Over the last few years, Google has made some cool products for the internet. We’ve seen some seriously amazing web apps like Google Docs, Google Drive, and Google Play Music. With each new service, Mountain View is moving closer to its obvious goal – creating a complete, end-to-end ecosystem for its users. If it got its way, you would never have to use anything other than Google products.

Enter ChromeOS. This is Google’s answer to the desktop question. For people who still want a PC-like experience, the company offers a set of laptops running a highly customized version of Linux. It’s fast, lightweight, and quite literally runs nothing but Chrome. The whole setup is nothing but a browser, a portal for you to get online and use Google’s services.

The concept stands out for its boldness. It intrigued us. We had to try it. The most obvious solution was Oracle’s Virtualbox, a free and open-source virtualization program for Windows, OS X, and Linux. You can run ChromeOS within a virtual window this way, giving you a way to try the Google way of doing things without having to shell out for an entire Chromebook. We took the leap and installed the OS below.

(Note: We have followed the process on a Mac, but it’s identical on Windows. Just download the correct version for your OS and you’ll be good to go)

Stuff You’ll Need

  • Virtualbox (Download link)
  • ChromiumOS nightly build (VB file)
  • Sufficient RAM and storage to run a virtual machine

Step One: Materials

The first issue with trying to install a virtual copy of ChromeOS is that Google does not actually provide official software for our use.
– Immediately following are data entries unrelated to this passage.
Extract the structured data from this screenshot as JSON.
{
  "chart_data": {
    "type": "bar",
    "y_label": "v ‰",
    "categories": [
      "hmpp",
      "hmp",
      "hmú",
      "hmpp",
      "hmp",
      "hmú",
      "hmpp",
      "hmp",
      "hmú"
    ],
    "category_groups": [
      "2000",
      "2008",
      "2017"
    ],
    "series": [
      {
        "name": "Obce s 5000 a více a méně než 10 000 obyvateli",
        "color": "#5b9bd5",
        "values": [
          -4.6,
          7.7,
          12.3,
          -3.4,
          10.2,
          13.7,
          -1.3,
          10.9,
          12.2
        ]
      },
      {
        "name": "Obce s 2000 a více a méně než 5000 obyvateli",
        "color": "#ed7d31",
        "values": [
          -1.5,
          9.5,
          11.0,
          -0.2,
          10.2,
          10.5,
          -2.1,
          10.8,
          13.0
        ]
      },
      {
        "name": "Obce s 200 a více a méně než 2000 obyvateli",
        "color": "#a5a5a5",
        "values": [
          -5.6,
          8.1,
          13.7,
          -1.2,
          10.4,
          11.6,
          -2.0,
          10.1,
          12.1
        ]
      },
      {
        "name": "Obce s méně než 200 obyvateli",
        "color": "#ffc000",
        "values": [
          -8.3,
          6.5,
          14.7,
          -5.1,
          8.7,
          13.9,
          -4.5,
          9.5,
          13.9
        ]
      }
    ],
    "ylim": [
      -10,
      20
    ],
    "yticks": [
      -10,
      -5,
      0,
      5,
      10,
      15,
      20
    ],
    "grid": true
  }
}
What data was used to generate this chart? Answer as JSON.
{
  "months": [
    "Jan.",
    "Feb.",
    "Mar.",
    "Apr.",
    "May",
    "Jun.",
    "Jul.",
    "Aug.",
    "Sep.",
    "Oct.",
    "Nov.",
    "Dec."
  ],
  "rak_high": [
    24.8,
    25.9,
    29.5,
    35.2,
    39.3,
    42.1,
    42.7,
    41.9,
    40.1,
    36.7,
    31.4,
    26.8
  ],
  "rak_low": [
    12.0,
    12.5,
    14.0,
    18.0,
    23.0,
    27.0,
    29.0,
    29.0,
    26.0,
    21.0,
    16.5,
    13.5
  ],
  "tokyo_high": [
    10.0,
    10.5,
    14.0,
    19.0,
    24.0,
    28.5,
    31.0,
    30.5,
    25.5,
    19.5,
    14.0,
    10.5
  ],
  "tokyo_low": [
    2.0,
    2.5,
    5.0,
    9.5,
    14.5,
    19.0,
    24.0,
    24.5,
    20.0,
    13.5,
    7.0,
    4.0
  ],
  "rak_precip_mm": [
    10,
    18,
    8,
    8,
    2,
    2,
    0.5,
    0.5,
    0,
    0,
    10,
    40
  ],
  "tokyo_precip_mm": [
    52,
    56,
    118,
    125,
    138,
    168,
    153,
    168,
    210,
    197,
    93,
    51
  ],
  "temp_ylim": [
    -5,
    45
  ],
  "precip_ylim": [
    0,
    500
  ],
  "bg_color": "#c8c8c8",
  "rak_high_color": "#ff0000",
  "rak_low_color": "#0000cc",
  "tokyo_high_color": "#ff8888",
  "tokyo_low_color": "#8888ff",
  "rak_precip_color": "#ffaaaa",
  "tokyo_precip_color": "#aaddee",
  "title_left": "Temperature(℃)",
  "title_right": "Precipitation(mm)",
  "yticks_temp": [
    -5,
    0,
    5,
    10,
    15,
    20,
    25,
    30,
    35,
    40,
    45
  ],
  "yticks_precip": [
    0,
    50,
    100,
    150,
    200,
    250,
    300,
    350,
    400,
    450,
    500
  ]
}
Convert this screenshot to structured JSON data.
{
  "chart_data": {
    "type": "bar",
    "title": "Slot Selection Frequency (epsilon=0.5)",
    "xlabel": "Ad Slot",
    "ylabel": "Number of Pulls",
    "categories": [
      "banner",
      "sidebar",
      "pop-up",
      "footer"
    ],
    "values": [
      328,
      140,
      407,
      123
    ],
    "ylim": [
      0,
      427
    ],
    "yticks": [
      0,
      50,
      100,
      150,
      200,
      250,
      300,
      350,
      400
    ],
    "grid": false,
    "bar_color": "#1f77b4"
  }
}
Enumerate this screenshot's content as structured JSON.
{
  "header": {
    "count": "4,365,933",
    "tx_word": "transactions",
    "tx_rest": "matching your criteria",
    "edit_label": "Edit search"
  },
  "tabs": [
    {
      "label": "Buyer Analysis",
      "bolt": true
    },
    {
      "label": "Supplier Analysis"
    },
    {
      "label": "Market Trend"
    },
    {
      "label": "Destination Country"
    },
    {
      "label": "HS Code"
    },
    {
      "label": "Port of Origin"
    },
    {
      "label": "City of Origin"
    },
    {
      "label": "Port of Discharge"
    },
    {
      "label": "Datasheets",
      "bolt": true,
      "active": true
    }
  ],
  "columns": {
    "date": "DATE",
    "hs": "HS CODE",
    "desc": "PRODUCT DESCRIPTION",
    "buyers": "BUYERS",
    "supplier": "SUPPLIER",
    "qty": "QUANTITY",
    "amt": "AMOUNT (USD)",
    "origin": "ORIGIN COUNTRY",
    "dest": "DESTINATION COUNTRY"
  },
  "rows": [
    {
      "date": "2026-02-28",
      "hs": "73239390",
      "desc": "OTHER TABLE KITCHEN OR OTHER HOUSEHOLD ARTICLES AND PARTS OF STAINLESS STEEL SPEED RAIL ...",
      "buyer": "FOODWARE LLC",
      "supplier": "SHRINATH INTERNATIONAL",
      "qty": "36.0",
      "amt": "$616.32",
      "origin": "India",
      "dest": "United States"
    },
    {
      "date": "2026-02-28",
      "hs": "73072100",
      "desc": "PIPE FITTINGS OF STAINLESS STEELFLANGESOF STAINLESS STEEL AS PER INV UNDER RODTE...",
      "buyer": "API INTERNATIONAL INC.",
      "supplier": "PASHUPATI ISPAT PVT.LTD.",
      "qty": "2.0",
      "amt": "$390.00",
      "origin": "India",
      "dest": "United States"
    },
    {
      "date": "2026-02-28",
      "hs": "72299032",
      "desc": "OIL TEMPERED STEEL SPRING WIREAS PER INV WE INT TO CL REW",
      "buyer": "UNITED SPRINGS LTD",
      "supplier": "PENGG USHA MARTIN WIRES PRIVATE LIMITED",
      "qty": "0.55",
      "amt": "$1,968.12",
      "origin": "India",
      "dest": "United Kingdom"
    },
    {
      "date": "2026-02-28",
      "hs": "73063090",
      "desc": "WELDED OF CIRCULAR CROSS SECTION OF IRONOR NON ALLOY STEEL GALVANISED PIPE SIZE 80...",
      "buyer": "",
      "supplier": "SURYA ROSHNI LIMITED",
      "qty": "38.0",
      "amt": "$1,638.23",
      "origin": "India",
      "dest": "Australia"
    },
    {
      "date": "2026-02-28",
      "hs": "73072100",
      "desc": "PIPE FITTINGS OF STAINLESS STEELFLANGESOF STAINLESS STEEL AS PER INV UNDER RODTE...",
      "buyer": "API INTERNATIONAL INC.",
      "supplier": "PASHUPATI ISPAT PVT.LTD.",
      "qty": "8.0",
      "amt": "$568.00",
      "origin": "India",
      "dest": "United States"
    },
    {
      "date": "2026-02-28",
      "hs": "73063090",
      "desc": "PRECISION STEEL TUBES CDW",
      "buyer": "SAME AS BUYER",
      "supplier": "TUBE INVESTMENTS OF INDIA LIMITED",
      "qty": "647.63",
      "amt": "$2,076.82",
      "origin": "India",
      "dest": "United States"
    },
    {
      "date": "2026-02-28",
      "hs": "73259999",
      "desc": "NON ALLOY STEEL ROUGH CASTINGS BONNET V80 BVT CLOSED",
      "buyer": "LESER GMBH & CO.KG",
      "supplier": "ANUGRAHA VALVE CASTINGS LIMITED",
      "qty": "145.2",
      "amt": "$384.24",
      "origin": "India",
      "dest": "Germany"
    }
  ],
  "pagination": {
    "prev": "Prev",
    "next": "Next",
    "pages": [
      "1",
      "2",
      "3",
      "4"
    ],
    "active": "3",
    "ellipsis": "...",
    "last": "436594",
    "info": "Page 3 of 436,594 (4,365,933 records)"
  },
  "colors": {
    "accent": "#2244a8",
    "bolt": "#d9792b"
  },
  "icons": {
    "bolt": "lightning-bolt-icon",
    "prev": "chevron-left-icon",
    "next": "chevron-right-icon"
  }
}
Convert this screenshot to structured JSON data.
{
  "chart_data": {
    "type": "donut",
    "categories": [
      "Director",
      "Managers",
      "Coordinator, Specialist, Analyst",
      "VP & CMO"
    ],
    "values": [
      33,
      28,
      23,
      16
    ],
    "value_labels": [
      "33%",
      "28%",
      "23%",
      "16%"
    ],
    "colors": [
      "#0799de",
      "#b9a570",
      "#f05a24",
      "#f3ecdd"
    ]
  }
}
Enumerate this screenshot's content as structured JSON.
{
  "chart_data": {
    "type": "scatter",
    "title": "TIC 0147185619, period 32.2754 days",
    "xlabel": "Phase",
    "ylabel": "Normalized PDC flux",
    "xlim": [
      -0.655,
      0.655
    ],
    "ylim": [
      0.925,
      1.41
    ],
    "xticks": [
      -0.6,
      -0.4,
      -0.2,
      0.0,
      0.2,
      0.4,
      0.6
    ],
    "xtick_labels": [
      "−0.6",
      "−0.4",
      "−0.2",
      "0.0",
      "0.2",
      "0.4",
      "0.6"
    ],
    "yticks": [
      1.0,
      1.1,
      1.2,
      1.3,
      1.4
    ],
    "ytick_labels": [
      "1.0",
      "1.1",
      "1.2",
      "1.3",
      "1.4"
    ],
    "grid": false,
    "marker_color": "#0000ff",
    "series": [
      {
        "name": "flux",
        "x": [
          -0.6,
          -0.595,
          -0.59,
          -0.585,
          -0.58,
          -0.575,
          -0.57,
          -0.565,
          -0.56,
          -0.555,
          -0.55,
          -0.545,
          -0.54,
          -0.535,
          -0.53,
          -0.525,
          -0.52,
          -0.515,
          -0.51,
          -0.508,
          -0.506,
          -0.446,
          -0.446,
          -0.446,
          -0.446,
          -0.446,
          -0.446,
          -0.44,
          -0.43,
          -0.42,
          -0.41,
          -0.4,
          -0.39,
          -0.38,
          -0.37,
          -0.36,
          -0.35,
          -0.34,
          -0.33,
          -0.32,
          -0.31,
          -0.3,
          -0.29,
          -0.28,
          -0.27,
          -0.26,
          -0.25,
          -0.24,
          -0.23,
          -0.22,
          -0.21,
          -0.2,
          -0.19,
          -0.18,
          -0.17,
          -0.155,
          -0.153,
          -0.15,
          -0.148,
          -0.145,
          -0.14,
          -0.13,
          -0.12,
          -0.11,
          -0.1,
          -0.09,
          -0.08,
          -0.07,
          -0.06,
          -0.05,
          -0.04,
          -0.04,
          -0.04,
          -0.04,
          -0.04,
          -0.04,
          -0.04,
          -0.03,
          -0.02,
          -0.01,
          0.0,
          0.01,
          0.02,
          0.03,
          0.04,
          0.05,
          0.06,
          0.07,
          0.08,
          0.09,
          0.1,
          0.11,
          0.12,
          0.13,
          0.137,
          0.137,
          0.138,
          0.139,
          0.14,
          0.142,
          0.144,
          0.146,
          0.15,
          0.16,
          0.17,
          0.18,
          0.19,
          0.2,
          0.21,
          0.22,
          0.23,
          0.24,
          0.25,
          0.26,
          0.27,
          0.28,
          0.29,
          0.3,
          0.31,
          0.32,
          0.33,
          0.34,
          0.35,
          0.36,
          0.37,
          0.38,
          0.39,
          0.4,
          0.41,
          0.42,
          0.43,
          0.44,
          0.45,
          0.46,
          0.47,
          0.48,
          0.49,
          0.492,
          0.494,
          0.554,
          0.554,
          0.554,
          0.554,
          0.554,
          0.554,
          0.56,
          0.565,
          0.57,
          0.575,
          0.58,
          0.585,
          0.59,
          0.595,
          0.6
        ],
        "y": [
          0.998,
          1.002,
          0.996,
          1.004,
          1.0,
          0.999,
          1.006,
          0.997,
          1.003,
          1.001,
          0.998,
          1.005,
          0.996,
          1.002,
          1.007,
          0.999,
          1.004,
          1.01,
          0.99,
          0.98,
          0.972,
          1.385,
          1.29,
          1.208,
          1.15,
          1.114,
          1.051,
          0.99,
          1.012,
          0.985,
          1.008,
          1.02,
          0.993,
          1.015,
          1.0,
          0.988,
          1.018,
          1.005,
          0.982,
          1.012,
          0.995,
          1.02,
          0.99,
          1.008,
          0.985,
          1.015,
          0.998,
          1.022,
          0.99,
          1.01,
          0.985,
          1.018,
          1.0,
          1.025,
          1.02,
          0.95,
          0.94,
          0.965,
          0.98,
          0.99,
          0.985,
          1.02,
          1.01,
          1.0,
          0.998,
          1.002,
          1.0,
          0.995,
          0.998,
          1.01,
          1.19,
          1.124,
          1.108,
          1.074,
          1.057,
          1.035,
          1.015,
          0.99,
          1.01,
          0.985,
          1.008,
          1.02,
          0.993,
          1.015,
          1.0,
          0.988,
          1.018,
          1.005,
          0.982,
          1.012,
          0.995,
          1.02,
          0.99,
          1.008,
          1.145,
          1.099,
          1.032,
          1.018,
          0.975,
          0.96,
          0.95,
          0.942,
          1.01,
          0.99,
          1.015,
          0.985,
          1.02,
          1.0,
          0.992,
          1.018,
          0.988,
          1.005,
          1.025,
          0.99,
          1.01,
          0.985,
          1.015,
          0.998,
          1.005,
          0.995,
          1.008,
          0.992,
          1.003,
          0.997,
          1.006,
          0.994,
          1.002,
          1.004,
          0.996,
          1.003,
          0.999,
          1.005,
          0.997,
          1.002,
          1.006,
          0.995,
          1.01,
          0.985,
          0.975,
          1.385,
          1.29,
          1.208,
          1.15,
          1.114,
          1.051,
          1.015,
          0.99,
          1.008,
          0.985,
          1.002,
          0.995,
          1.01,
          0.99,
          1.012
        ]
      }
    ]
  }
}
They locked it within the company’s proprietary walls.


Thankfully, we have ChromiumOS, the open-source little brother which you can download free here. Make sure to download the Virtualbox file. Once downloaded, extract it somewhere on your hard drive.

Step Two: Creation

Now we’re going to create the virtual machine. Open Virtualbox and create a new VM. We named ours “ChromeOS” and set the VM type to Linux and Other Linux.


For the hard drive, we’re going to use an existing drive. You’ll have to click the folder icon and navigate to wherever you stored that downloaded hard drive file. It should end in the .vdi extension. For RAM, allocate however much you can afford. We gave it 1 GB.

Once you’ve made the virtual machine, we need to adjust the network settings. This is a Chromebook – if it’s not connected to the internet, it’s useless.

To open the internet connection, go to Settings > Network > Advanced. Change the adapter type to Intel Pro MT Desktop. Click OK and exit the settings.

Step Three: Virtualization

Click the green arrow at the top to start the VM. While it’s loading go up the top menu settings and uncheck the options for Mouse Integration. Our copy in OS X didn’t work with this turned on.


Disabling mouse integration means that clicking inside the VM “captures” the pointer. It won’t leave (and be accessible to the host OS) until you press the host key. By default, this is right Ctrl on Windows and left Cmd on Mac.

Once that’s working, sign in with your Google account and enjoy. That’s it. No setup, no installing, nothing. That’s the ChromeOS experience.

Step Four: Garnish Lightly With Salt and Enjoy

ChromiumOS impressed with its performance. It’s incredibly fast and lightweight. The OS puts everything behind the browser, with nothing else to distract it.

Even within a virtual window and with subpar specs (like 1 GB of RAM), browsing the web was snappy and responsive. We can see how a high-end machine like the Pixel would do well.

Of course, you could always just run Chrome on the host operating system. It’s essentially the same experience, without the messy virtualization. But that’s up to you.